For decades the federal government actively promoted redlining and racial segregation in housing. The CRA is, among many things, an attempt to balance the ugly results of policies that boosted white suburbs at the expense of urban neighborhoods populated by people of color.

This history is briefly recounted in Regaining the Dream, an important new book about how to successfully and responsibly promote homeownership for low and moderate income Americans, and how such programs differ profoundly from the reckless subprime lending that marked the housing bubble.

Back in the early 1900s, authors Roberto G. Quercia, Allison Freeman and Janneke Ratcliffe explain, "most urban African Americans lived in neighborhoods that were predominantly white." But those setting federal housing policy believed that racially mixed neighborhoods had unstable property values. So when the Federal Housing Administration began promoting homeownership in the 1930s by backing home mortgages, it actually required racially restrictive covenants on the properties it insured.

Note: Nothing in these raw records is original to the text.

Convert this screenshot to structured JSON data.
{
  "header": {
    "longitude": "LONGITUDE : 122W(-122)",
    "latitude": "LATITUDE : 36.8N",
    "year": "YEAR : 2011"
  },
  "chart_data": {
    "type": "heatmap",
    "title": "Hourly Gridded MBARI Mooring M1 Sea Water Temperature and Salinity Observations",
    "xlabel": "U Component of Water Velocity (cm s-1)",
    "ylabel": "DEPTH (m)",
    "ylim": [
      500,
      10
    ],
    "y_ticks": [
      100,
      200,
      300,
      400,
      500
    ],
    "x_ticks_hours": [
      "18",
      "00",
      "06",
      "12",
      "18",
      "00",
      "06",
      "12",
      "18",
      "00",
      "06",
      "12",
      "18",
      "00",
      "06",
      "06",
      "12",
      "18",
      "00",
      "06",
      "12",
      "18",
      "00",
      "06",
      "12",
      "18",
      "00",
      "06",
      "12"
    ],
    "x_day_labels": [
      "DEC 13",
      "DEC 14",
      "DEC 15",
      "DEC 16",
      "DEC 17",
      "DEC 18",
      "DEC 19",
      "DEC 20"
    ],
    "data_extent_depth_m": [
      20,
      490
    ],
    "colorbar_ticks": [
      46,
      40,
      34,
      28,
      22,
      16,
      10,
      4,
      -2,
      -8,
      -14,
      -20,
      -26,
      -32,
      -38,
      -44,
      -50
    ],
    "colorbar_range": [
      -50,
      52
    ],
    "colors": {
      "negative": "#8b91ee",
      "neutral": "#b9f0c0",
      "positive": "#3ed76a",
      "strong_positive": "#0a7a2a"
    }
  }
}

The U.S. Supreme Court largely put an end to these restrictive covenants in 1948, but only slightly more subtle forms of racial discrimination in housing continued to be widespread for at least another generation.

It's hard to believe now, but the FHA's 1938 Underwriting Manual stated that "if a neighborhood is to retain stability, it is necessary that properties shall continue to be occupied by the same social and racial classes. A change in social or racial occupancy generally contributes to instability and a decline in values."

Quercia, Freeman and Ratcliffe, all researchers at the University of North Carolina - Chapel Hill, lay out the results such policies produced in stark terms:

The creation of these policies and practices helped support the creation of economically healthy white suburbs and economically struggling, primarily minority, central cities. If dense, aging, and mixed developments were considered less valuable, central city areas by definition would be undervalued. If it was important to keep racial and social stability in neighborhoods, then as white middle-class people were the first occupants of new suburban developments, black Americans would find themselves excluded from these areas. ... Between 1939 and 1954, FHA supported 60 percent of home purchases. Between the mid-1940s and mid-1950s, only 2 percent of these mortgages went to black Americans.

The effects of these policies linger today. For most Americans other than the very wealthy, their home is their single largest asset, the main repository of family wealth. The fact that whole groups of Americans were systematically kept from buying a home in neighborhoods where values were most likely to appreciate is a significant factor in today's racial wealth gap. According to the Pew Center, for every dollar a white family owns, the median Latino family has six cents and the median black family has a nickel.

That staggering gap didn't happen by chance. It was largely a result of deliberate policy choices.

As with many aspects of America's troubled history around race, it's tempting to try to forget all this -- to pretend that it's just history and no longer relevant. But sadly, the effects of our history of racial segregation live on, and efforts to fix the ongoing damage must continue.

As they look at the future of housing policy, the Obama administration and Congress must avoid policies that limit homeownership to the wealthy and thus continue to expand the gap between rich and poor. As Regaining the Dream shows, policies that promote sustainable homeownership for Americans of modest means are not only possible, they are good for our whole nation.